Sucede que o que ora se suscita não apenas não lhe foi de imediato apresentado como também não lhe foi dito que a publicação do livro que esteve subjacente à entrevista se trata de pouco mais do que um “ajuste de contas”, o qual, segundo Eça, se resolveria melhor “à bengalada” no Chiado.

Ao contrário dos que agora prestam loas a Cavaco Silva, não esqueço a insistente confusão entre políticas públicas e interesses privados, ocorrido nos seus (tal como nos de outros) mandatos, sobre a qual pouco se fala hoje, entretidos que andamos com o prato que nos servem ao jantar.
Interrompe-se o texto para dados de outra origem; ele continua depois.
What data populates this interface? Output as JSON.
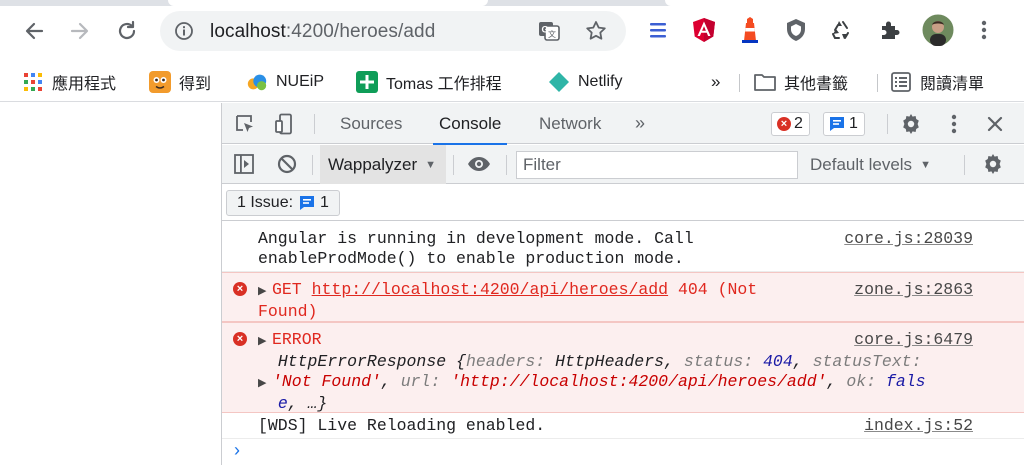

Estamos condenados não apenas a uma classe política que parece atrair os piores entre os já francamente maus, como a assistirmos a este triste espectáculo em que se converteram os telejornais, plenos de reportagens sobre (pretensos) factos requentados, cuja única síntese que admitem é percebermos que, sejam uns, sejam outros, a lama cobre (quase) todos.

Ao mesmo tempo que offshores se desvaneceram, milhões foram transferidos a título de fees sobre negócios que não se concretizaram, aos portugueses era dito que tinham vivido acima das suas possibilidades e que importava agora “cortar gorduras”, isto é, cobrar às classes média e baixa, entre outras coisas, o que estes senhores andaram a fazer. No meio disto e como se não bastasse, sabe-se agora também que uns “jotinhas” usaram dinheiros públicos em proveito próprio, como se o nosso único destino fosse alimentar os apetites de uns e de outros, comme il faut numa alegada democracia, em que tudo se pode, desde que discretamente.

Porque os tempos parecem mais brandos, em larga medida mercê de uma aposta forte no marketing, parte de nós parece ter esquecido o que de muito se sofreu e resigna-se a um papel de mero espectador de um filme de baixo calibre, cujo final nunca será um happy ending  a não ser, eventualmente, para os visados.

Os Portugueses parecem, pois, ter-se destinado ao papel de meros serviçais, aos quais é dada permissão para assistirem, a espaços, aos devaneios dos seus senhores, competindo-lhes, no final, limpar os despojos. Confesso, é algo a que não me resigno.

A autora escreve segundo a antiga ortografia.